Saturday, June 25, 2011

History of EUROPE

This mighty change in the course of Teutonic destiny, this breakdown of the Frankish empire, was wrought by two destroying forces, one from within, one from without. From within came the insubordination, the still savage love of combat, the natural turbulence of the race. It is conceivable that, had Charlemagne been followed on the throne by a son and then a grandson as mighty as he and his immediate ancestors, the course of the whole broad earth would have been altered. The Franks would have grown accustomed to obey; further conquest abroad would have insured peace at home; the imperial power would have become strong as in Roman days, when the most feeble emperors could not be shaken. But the descendants of Charlemagne sank into a decline. He himself had directed the fighting energy of the Franks against foreign enemies. His son and successor had no taste for war, and so allowed his idle subjects time to quarrel with him and with one another. The next generation, under the grandsons of Charlemagne, devoted their entire lives to repeated and furious civil wars, in which the empire fell apart, the flower of the Frankish race perished, and the strength of its dominion was sapped to nothingness.

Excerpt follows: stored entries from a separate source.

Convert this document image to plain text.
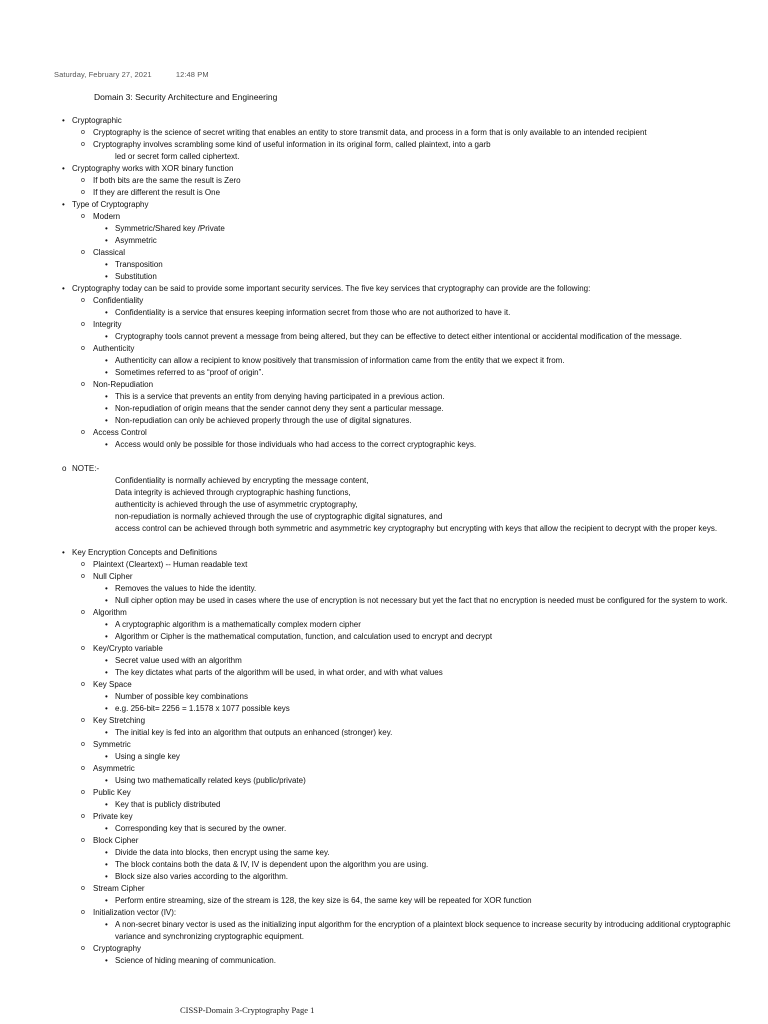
Saturday, February 27, 2021	12:48 PM
Domain 3: Security Architecture and Engineering
• Cryptographic
o Cryptography is the science of secret writing that enables an entity to store transmit data, and process in a form that is only available to an intended recipient
o Cryptography involves scrambling some kind of useful information in its original form, called plaintext, into a garb
led or secret form called ciphertext.
• Cryptography works with XOR binary function
o If both bits are the same the result is Zero
o If they are different the result is One
• Type of Cryptography
o Modern
• Symmetric/Shared key /Private
• Asymmetric
o Classical
• Transposition
• Substitution
• Cryptography today can be said to provide some important security services. The five key services that cryptography can provide are the following:
o Confidentiality
• Confidentiality is a service that ensures keeping information secret from those who are not authorized to have it.
o Integrity
• Cryptography tools cannot prevent a message from being altered, but they can be effective to detect either intentional or accidental modification of the message.
o Authenticity
• Authenticity can allow a recipient to know positively that transmission of information came from the entity that we expect it from.
• Sometimes referred to as “proof of origin”.
o Non-Repudiation
• This is a service that prevents an entity from denying having participated in a previous action.
• Non-repudiation of origin means that the sender cannot deny they sent a particular message.
• Non-repudiation can only be achieved properly through the use of digital signatures.
o Access Control
• Access would only be possible for those individuals who had access to the correct cryptographic keys.
o NOTE:-
Confidentiality is normally achieved by encrypting the message content,
Data integrity is achieved through cryptographic hashing functions,
authenticity is achieved through the use of asymmetric cryptography,
non-repudiation is normally achieved through the use of cryptographic digital signatures, and
access control can be achieved through both symmetric and asymmetric key cryptography but encrypting with keys that allow the recipient to decrypt with the proper keys.
• Key Encryption Concepts and Definitions
o Plaintext (Cleartext) -- Human readable text
o Null Cipher
• Removes the values to hide the identity.
• Null cipher option may be used in cases where the use of encryption is not necessary but yet the fact that no encryption is needed must be configured for the system to work.
o Algorithm
• A cryptographic algorithm is a mathematically complex modern cipher
• Algorithm or Cipher is the mathematical computation, function, and calculation used to encrypt and decrypt
o Key/Crypto variable
• Secret value used with an algorithm
• The key dictates what parts of the algorithm will be used, in what order, and with what values
o Key Space
• Number of possible key combinations
• e.g. 256-bit= 2256 = 1.1578 x 1077 possible keys
o Key Stretching
• The initial key is fed into an algorithm that outputs an enhanced (stronger) key.
o Symmetric
• Using a single key
o Asymmetric
• Using two mathematically related keys (public/private)
o Public Key
• Key that is publicly distributed
o Private key
• Corresponding key that is secured by the owner.
o Block Cipher
• Divide the data into blocks, then encrypt using the same key.
• The block contains both the data & IV, IV is dependent upon the algorithm you are using.
• Block size also varies according to the algorithm.
o Stream Cipher
• Perform entire streaming, size of the stream is 128, the key size is 64, the same key will be repeated for XOR function
o Initialization vector (IV):
• A non-secret binary vector is used as the initializing input algorithm for the encryption of a plaintext block sequence to increase security by introducing additional cryptographic variance and synchronizing cryptographic equipment.
o Cryptography
• Science of hiding meaning of communication.
CISSP-Domain 3-Cryptography Page 1
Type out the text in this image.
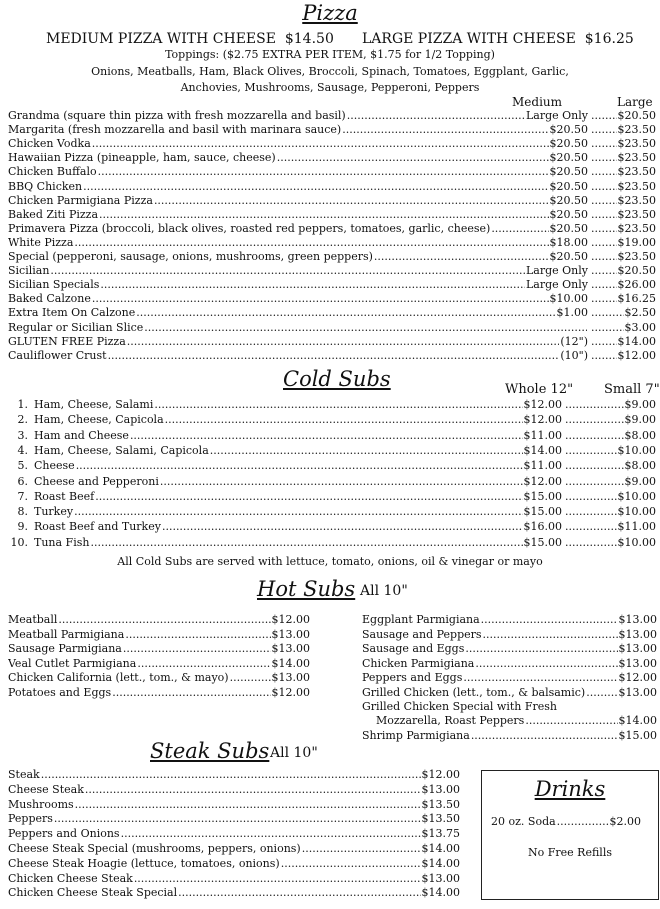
Pizza
MEDIUM PIZZA WITH CHEESE $14.50 LARGE PIZZA WITH CHEESE $16.25
Toppings: ($2.75 EXTRA PER ITEM, $1.75 for 1/2 Topping)
Onions, Meatballs, Ham, Black Olives, Broccoli, Spinach, Tomatoes, Eggplant, Garlic,
Anchovies, Mushrooms, Sausage, Pepperoni, Peppers
Medium	Large
Grandma (square thin pizza with fresh mozzarella and basil) .....	Large Only .....	$20.50
Margarita (fresh mozzarella and basil with marinara sauce) .....	$20.50 .....	$23.50
Chicken Vodka .....	$20.50 .....	$23.50
Hawaiian Pizza (pineapple, ham, sauce, cheese) .....	$20.50 .....	$23.50
Chicken Buffalo .....	$20.50 .....	$23.50
BBQ Chicken .....	$20.50 .....	$23.50
Chicken Parmigiana Pizza .....	$20.50 .....	$23.50
Baked Ziti Pizza .....	$20.50 .....	$23.50
Primavera Pizza (broccoli, black olives, roasted red peppers, tomatoes, garlic, cheese) .....	$20.50 .....	$23.50
White Pizza .....	$18.00 .....	$19.00
Special (pepperoni, sausage, onions, mushrooms, green peppers) .....	$20.50 .....	$23.50
Sicilian .....	Large Only .....	$20.50
Sicilian Specials .....	Large Only .....	$26.00
Baked Calzone .....	$10.00 .....	$16.25
Extra Item On Calzone .....	$1.00 .....	$2.50
Regular or Sicilian Slice ..... .....	$3.00
GLUTEN FREE Pizza .....	(12") .....	$14.00
Cauliflower Crust .....	(10") .....	$12.00
Cold Subs	Whole 12" Small 7"
1. Ham, Cheese, Salami .....	$12.00 .....	$9.00
2. Ham, Cheese, Capicola .....	$12.00 .....	$9.00
3. Ham and Cheese .....	$11.00 .....	$8.00
4. Ham, Cheese, Salami, Capicola .....	$14.00 .....	$10.00
5. Cheese .....	$11.00 .....	$8.00
6. Cheese and Pepperoni .....	$12.00 .....	$9.00
7. Roast Beef .....	$15.00 .....	$10.00
8. Turkey .....	$15.00 .....	$10.00
9. Roast Beef and Turkey .....	$16.00 .....	$11.00
10. Tuna Fish .....	$15.00 .....	$10.00
All Cold Subs are served with lettuce, tomato, onions, oil & vinegar or mayo
Hot Subs All 10"
Meatball .....	$12.00
Meatball Parmigiana .....	$13.00
Sausage Parmigiana .....	$13.00
Veal Cutlet Parmigiana .....	$14.00
Chicken California (lett., tom., & mayo) .....	$13.00
Potatoes and Eggs .....	$12.00
Eggplant Parmigiana .....	$13.00
Sausage and Peppers .....	$13.00
Sausage and Eggs .....	$13.00
Chicken Parmigiana .....	$13.00
Peppers and Eggs .....	$12.00
Grilled Chicken (lett., tom., & balsamic) .....	$13.00
Grilled Chicken Special with Fresh
Mozzarella, Roast Peppers .....	$14.00
Shrimp Parmigiana .....	$15.00
Steak Subs All 10"
Steak .....	$12.00
Cheese Steak .....	$13.00
Mushrooms .....	$13.50
Peppers .....	$13.50
Peppers and Onions .....	$13.75
Cheese Steak Special (mushrooms, peppers, onions) .....	$14.00
Cheese Steak Hoagie (lettuce, tomatoes, onions) .....	$14.00
Chicken Cheese Steak .....	$13.00
Chicken Cheese Steak Special .....	$14.00
Drinks
20 oz. Soda .....	$2.00
No Free Refills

There were three of these grandsons, and, when their struggle had left them thoroughly exhausted, they divided the empire into three. Their treaty of Verdun (843) is often quoted as beginning the modern kingdoms of Germany, France, and Italy. The division was in some sense a natural one, emphasized by differences of language and of race. Italy was peopled by descendants of the ancient Italians, with a thin intermingling of Goths and Lombards; France held half-Romanized Gauls, with a very considerable percentage of the Frankish blood; while Germany was far more barbaric than the other regions. Its people, whether Frank or Saxon, were all pure Teuton, and still spoke in their Teutonic or German tongue.

The Franks themselves, however, did not regard this as a breaking of their empire. They looked on it as merely a family affair, an arrangement made for the convenience of government among the descendants of the great Charles. So firm had been that mighty hero’s grasp upon the national imagination, that the Franks accepted as matter of course that his family should bear rule, and rallied round the various worthless members of it with rather pathetic loyalty, fighting for them one against the other, reuniting and redividing the various fragments of the empire, until the feeble Carlovingian race died out completely.

It is thus evident that there was a strong tendency toward union among the Franks. But there was also an outside influence to disrupt their empire. Charlemagne had not carried far enough their career of conquest. He subdued the Teutons within the limits of Germany, but he did not reach their weaker Scandinavian brethren to the north, the Danes and Norsemen. He chastised the Avars, a vague non-Aryan people east of Germany, but he could not make provision against future Asiatic swarms. He humbled the Arabs in Spain, but he did not break their African dominion. From all these sources, as the Franks grew weaker instead of stronger, their lands became exposed to new invasion.